Despite amassing a great wealth of knowledge as well as personal experience, then, Francis is nevertheless incapable of providing any answers to history — his series of coincidences and correlations add up to nothing more than “winks,” useless clues placed there to frustrate anybody trying to organize the random. At one point, early on, a man approaches Francis to show him a little book containing every possible stop the train could make — “all eventualities,” he says, “are contained in this schedule.” But as they continue talking, the man reveals that the book also lists all the choices Francis will make for the rest of the novel: on page 261, he will drunkenly sing “Little Drummer Boy,” on page 263, he will get into a freight car headed for the Jasenovac extermination camp. So while Francis may be something of a player in major world events, any sense he has of influencing history is an illusion.

Énard’s Zone is certainly a novel worth its ambition.

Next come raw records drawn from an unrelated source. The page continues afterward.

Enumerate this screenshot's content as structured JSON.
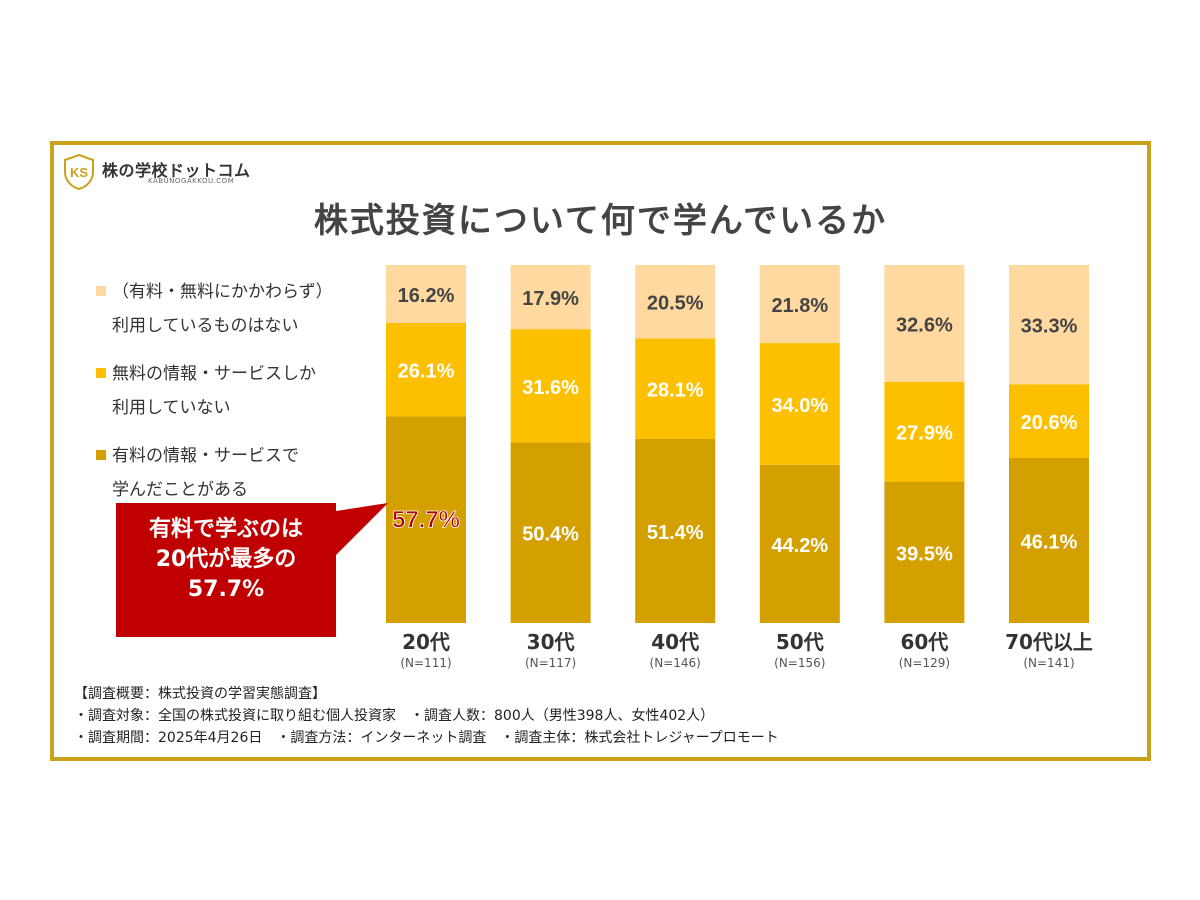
{
  "brand": {
    "logo_name": "株の学校ドットコム",
    "logo_sub": "KABUNOGAKKOU.COM",
    "logo_mark": "KS",
    "colors": {
      "frame": "#c9a11a"
    }
  },
  "chart_data": {
    "type": "bar",
    "stacked": true,
    "title": "株式投資について何で学んでいるか",
    "categories": [
      "20代",
      "30代",
      "40代",
      "50代",
      "60代",
      "70代以上"
    ],
    "sample_sizes": [
      "(N=111)",
      "(N=117)",
      "(N=146)",
      "(N=156)",
      "(N=129)",
      "(N=141)"
    ],
    "series": [
      {
        "name": "有料の情報・サービスで学んだことがある",
        "legend_lines": [
          "有料の情報・サービスで",
          "学んだことがある"
        ],
        "color": "#d4a000",
        "values": [
          57.7,
          50.4,
          51.4,
          44.2,
          39.5,
          46.1
        ]
      },
      {
        "name": "無料の情報・サービスしか利用していない",
        "legend_lines": [
          "無料の情報・サービスしか",
          "利用していない"
        ],
        "color": "#fdc000",
        "values": [
          26.1,
          31.6,
          28.1,
          34.0,
          27.9,
          20.6
        ]
      },
      {
        "name": "（有料・無料にかかわらず）利用しているものはない",
        "legend_lines": [
          "（有料・無料にかかわらず）",
          "利用しているものはない"
        ],
        "color": "#ffd9a0",
        "values": [
          16.2,
          17.9,
          20.5,
          21.8,
          32.6,
          33.3
        ]
      }
    ],
    "ylim": [
      0,
      100
    ],
    "highlight": {
      "category_index": 0,
      "series_index": 0,
      "color": "#b00000"
    },
    "legend_position": "left",
    "grid": false,
    "unit": "%"
  },
  "callout": {
    "lines": [
      "有料で学ぶのは",
      "20代が最多の",
      "57.7%"
    ],
    "color": "#c00000"
  },
  "footer": {
    "lines": [
      "【調査概要：株式投資の学習実態調査】",
      "・調査対象：全国の株式投資に取り組む個人投資家　・調査人数：800人（男性398人、女性402人）",
      "・調査期間：2025年4月26日　・調査方法：インターネット調査　・調査主体：株式会社トレジャープロモート"
    ]
  }
}
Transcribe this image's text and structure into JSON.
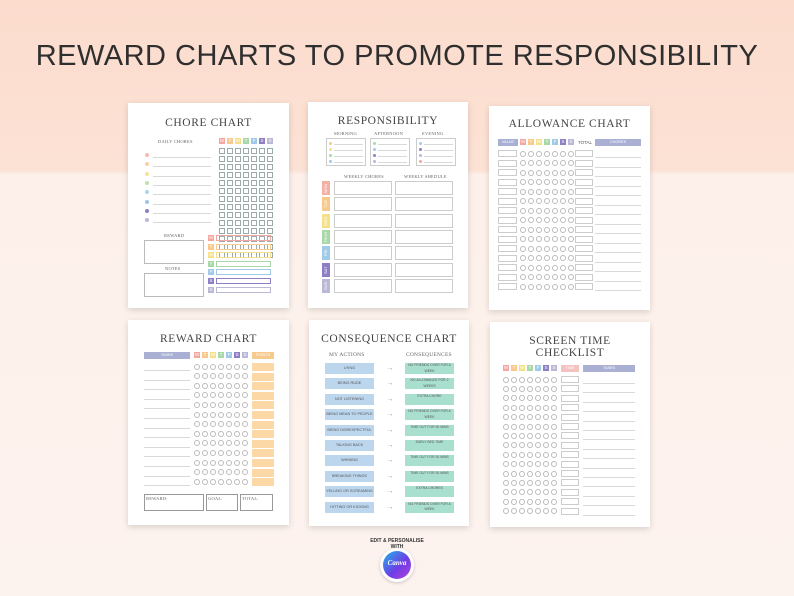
{
  "page": {
    "title": "REWARD CHARTS TO PROMOTE RESPONSIBILITY"
  },
  "letters": {
    "days": [
      "M",
      "T",
      "W",
      "T",
      "F",
      "S",
      "S"
    ],
    "colors": [
      "#f4a6a0",
      "#f7c98d",
      "#f5e08a",
      "#a8d8a8",
      "#9fcbe8",
      "#8e7fc4",
      "#b9b9d6"
    ]
  },
  "chore": {
    "title": "CHORE CHART",
    "daily": "DAILY CHORES",
    "reward": "REWARD",
    "notes": "NOTES",
    "dot_colors": [
      "#f7b9b2",
      "#f7d2a4",
      "#f6e39a",
      "#bfe0b0",
      "#a9d6e8",
      "#9ec3e8",
      "#8e7fc4",
      "#c0b6dc"
    ]
  },
  "resp": {
    "title": "RESPONSIBILITY",
    "morning": "MORNING",
    "afternoon": "AFTERNOON",
    "evening": "EVENING",
    "weekly_chores": "WEEKLY CHORES",
    "weekly_schedule": "WEEKLY SHEDULE",
    "days": [
      "MON",
      "TUE",
      "WED",
      "THUR",
      "FRI",
      "SAT",
      "SUN"
    ],
    "day_colors": [
      "#f5b0a6",
      "#f7c98d",
      "#f5e08a",
      "#a8d8a8",
      "#9fcbe8",
      "#8e7fc4",
      "#b9b9d6"
    ]
  },
  "allow": {
    "title": "ALLOWANCE CHART",
    "value": "VALUE",
    "total": "TOTAL",
    "chores": "CHORES"
  },
  "reward": {
    "title": "REWARD CHART",
    "tasks": "TASKS",
    "points": "POINTS",
    "reward": "REWARD:",
    "goal": "GOAL:",
    "total": "TOTAL:"
  },
  "conseq": {
    "title": "CONSEQUENCE CHART",
    "actions_label": "MY ACTIONS",
    "consequences_label": "CONSEQUENCES",
    "actions": [
      "LYING",
      "BEING RUDE",
      "NOT LISTENING",
      "BEING MEAN TO PEOPLE",
      "BEING DISRESPECTFUL",
      "TALKING BACK",
      "WHINING",
      "BREAKING THINGS",
      "YELLING OR SCREAMING",
      "HITTING OR KICKING"
    ],
    "consequences": [
      "NO FRIENDS OVER FOR A WEEK",
      "NO ALLOWANCE FOR 2 WEEKS",
      "EXTRA CHORE",
      "NO FRIENDS OVER FOR A WEEK",
      "TIME OUT FOR 30 MINS",
      "EARLY BED TIME",
      "TIME OUT FOR 30 MINS",
      "TIME OUT FOR 30 MINS",
      "EXTRA CHORES",
      "NO FRIENDS OVER FOR A WEEK"
    ]
  },
  "screen": {
    "title_line1": "SCREEN TIME",
    "title_line2": "CHECKLIST",
    "time": "TIME",
    "tasks": "TASKS"
  },
  "badge": {
    "top": "EDIT & PERSONALISE WITH",
    "brand": "Canva"
  }
}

It is also filled with astounding moments: for example, when Francis recalls the story of Cervantes being shot in the wrist with an arrow while fighting against Turkish soldiers: “what would have happened if the Muslim gunner hadn’t had the noon sun in his eyes, if Cervantes had passed away, anonymous on a forgotten galley, erased by the Glory of Don John of Austria, he would no doubt have been replaced, if there is always someone to take over a cannon there will also be someone to take up a pen and a knight of mournful countenance.” Nonetheless, there aren’t enough of these moments to populate such a massive novel, and Énard often gets lost and bogged down by his meandering prose. Late in the book, Francis notes that Joyce tried but failed to write an all-encompassing novel with Finnegan’s Wake, that he “wanted to write a piece of shadow, 600 pages of a dream of all dreams, all languages all shifts all texts all ghosts all desires.” Énard, too, has tried and failed. It is, however, a fascinating failure.